Publications and/or open-source benchmark contributions in LLM evaluation, post-training, alignment, or related areas at top venues (NeurIPS, ICML, ICLR, ACL, EMNLP, etc.).
Experience in customer-facing applied research, technical consulting, or cross-functional product/research collaboration.
Familiarity with safety, trustworthiness, and governance considerations in GenAI evaluation.

Responsibilities

Define and execute a rigorous research agenda focused on LLM evaluation and post-training, with emphasis on evaluation-driven model improvement.
Design experiments to study how evaluation methodologies impact fine-tuning and post-training outcomes.
Develop and validate comprehensive evaluation frameworks for LLM and multimodal systems, covering benchmark and task design, scoring methods, judge/model-assisted evaluation, human evaluation protocols, and robustness/stress testing.
Lead research on frontier evaluation domains including long-context, cross-modal, and dynamic multi-turn evaluations.
Study effectiveness and limitations of existing techniques and propose improved methodologies with clear validity and scalability tradeoffs.
Analyze model behavior and failure patterns; generate actionable recommendations for model improvement and evaluation redesign.
Translate findings into practical improvements for customer solutions and Centific’s internal platforms.
Partner with Language Data Scientists to integrate human-in-the-loop and synthetic data/evaluation strategies.
Partner with AI/ML Research Engineers to translate research methods into scalable evaluation and post-training pipelines.
Engage with customer technical stakeholders at leading AI organizations to understand evaluation goals, review methodologies, and provide expert scientific recommendations.
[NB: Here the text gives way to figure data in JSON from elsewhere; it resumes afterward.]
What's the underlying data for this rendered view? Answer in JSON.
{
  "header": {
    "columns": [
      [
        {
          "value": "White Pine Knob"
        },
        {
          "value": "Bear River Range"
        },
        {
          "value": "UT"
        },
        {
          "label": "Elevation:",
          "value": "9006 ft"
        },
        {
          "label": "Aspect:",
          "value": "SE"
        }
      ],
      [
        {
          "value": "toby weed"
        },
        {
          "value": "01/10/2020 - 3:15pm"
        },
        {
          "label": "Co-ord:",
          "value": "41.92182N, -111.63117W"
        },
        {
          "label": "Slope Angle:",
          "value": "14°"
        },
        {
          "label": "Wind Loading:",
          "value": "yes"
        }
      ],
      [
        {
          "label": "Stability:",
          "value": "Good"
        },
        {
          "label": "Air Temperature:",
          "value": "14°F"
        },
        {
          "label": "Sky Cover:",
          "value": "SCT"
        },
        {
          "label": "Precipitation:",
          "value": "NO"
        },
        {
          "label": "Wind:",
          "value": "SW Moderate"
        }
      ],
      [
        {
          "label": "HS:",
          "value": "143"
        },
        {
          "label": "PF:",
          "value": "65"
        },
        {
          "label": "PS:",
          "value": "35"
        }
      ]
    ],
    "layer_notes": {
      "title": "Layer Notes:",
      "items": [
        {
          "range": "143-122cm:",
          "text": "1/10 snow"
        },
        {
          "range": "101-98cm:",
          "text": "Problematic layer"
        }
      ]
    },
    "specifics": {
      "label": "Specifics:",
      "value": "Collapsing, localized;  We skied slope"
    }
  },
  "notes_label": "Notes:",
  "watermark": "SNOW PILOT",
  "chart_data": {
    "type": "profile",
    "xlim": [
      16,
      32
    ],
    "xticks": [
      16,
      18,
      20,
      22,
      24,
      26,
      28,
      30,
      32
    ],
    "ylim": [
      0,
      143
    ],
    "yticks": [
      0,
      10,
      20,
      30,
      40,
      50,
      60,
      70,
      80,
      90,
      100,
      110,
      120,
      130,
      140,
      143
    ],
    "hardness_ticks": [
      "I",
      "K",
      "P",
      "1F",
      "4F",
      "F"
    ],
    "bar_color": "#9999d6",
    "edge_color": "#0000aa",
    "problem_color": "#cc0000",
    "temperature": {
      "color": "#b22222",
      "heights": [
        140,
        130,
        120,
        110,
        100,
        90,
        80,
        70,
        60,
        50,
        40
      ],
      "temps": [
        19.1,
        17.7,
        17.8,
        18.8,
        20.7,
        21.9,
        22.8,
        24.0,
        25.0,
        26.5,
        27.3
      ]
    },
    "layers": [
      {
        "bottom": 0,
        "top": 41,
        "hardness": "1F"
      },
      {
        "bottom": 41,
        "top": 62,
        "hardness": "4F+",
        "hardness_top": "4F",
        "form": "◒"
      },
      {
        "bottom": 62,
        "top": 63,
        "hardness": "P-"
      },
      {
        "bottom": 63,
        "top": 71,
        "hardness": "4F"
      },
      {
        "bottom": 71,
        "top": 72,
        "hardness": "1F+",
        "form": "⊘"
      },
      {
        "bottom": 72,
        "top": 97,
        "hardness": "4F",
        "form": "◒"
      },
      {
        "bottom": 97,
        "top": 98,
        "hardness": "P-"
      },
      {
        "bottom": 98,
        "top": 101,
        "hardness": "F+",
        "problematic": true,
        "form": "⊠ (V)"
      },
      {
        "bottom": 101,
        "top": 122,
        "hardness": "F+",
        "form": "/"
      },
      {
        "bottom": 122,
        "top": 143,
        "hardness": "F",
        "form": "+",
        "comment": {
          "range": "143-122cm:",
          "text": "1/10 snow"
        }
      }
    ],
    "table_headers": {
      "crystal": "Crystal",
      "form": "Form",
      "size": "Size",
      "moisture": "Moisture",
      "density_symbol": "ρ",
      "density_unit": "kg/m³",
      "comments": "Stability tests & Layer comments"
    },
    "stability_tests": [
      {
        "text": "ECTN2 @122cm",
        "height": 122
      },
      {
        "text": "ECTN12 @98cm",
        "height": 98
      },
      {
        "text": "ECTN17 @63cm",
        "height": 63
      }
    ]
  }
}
Serve as a credible technical peer to research and engineering leaders.
Contribute to internal benchmark datasets, reusable evaluation frameworks, and research assets.
Produce high-quality technical documentation, internal research reports, and client-facing materials explaining methods, results, assumptions, and limitations.
Contribute to Centific’s position as a leader in LLM evaluation and post-training through publications, conference presentations, and open-source contributions.